José Manuel miró los cansados cristales, y tras ellos vio algo húmedo que se escurría.

Capítulo 35

Los sueños condenados al silencio

vuelven a ser mis rostros familiares.

ANTONIO LINARES FAMILIAR

Madrid, julio de 1941

Con la palmeta en la mano, el inspector Perales daba vueltas a su pequeño reducto, llenándolo de humo. Se paró ante una de las ventanas y miró a través de los barrotes. No vio a nadie en la estrecha calle. La gente rehuía pasar por delante de la comisaría porque los guardias de la entrada no les daban confianza al proceder de manera caprichosa. Sobre todo si tenían el atrevimiento de mirarles a los ojos, lo que en muchos casos provocaba la petición de documentación, según les pluguía. Y luego, quién sabía lo que les vendría encima. Para los agentes nadie estaba exento de maldad. Y según Perales tenían razón. Porque eran el enemigo y allí no podían vivir gentes decentes. Se hallaban en uno de los barrios chulescos de Madrid, con presunción de un casticismo retrógrado y hundido en lo peor del pasado. Madrid no podía ser la capital del imperio soñado mientras existieran esos barrios infames. Había que demoler todas las horribles casas, dejando el lugar como un páramo para construir allí avenidas y edificios de categoría europea donde no existiera la gente mala, esa chusma traicionera y endemoniada llena de vulgaridad y analfabetismo. Debía procederse del modo que se hizo con la Gran Vía, una buena decisión que tomaron los gobiernos anteriores a la República, ese infame sistema que paralizó el país.

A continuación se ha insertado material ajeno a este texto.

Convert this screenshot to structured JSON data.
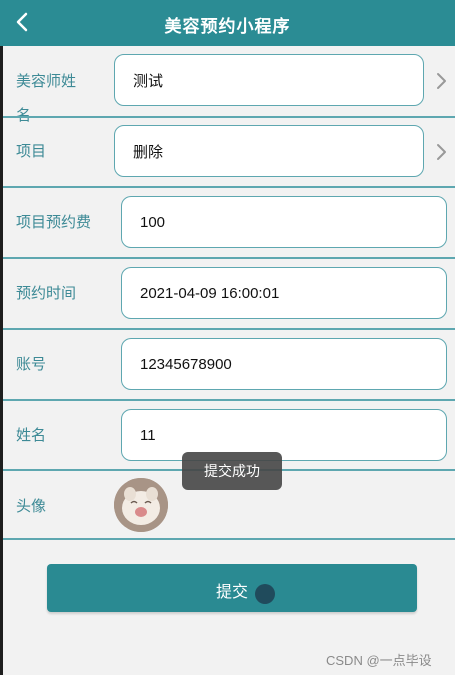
{
  "header": {
    "title": "美容预约小程序"
  },
  "form": {
    "beautician": {
      "label_line1": "美容师姓",
      "label_line2": "名",
      "value": "测试"
    },
    "project": {
      "label": "项目",
      "value": "删除"
    },
    "fee": {
      "label": "项目预约费",
      "value": "100"
    },
    "time": {
      "label": "预约时间",
      "value": "2021-04-09 16:00:01"
    },
    "account": {
      "label": "账号",
      "value": "12345678900"
    },
    "name": {
      "label": "姓名",
      "value": "11"
    },
    "avatar": {
      "label": "头像"
    }
  },
  "toast": {
    "text": "提交成功"
  },
  "submit": {
    "label": "提交"
  },
  "watermark": {
    "text": "CSDN @一点毕设"
  },
  "colors": {
    "primary": "#2b8c94",
    "border": "#5ea7b0",
    "label": "#3d8a96"
  }
}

Reconocía que algunos edificios eran incongruentemente bellos para el lugar, como la casa de enfrente de seis plantas, que presentaba esos artísticos balcones de hierro forjado y los medallones con rostros entre las ménsulas. A veces se preguntaba a quién se le ocurrió poner allí la comisaría. Quizá precisamente por la afinidad entre los catetos achulados y los extinguidos guardias de Asalto, todos de la misma calaña. Ahora, paradójicamente, podría ser el punto ideal en ese vivero comunista para el desenmascaramiento y desarticulación de elementos implicados en crímenes durante la República o pertenecientes a la subversión política y social.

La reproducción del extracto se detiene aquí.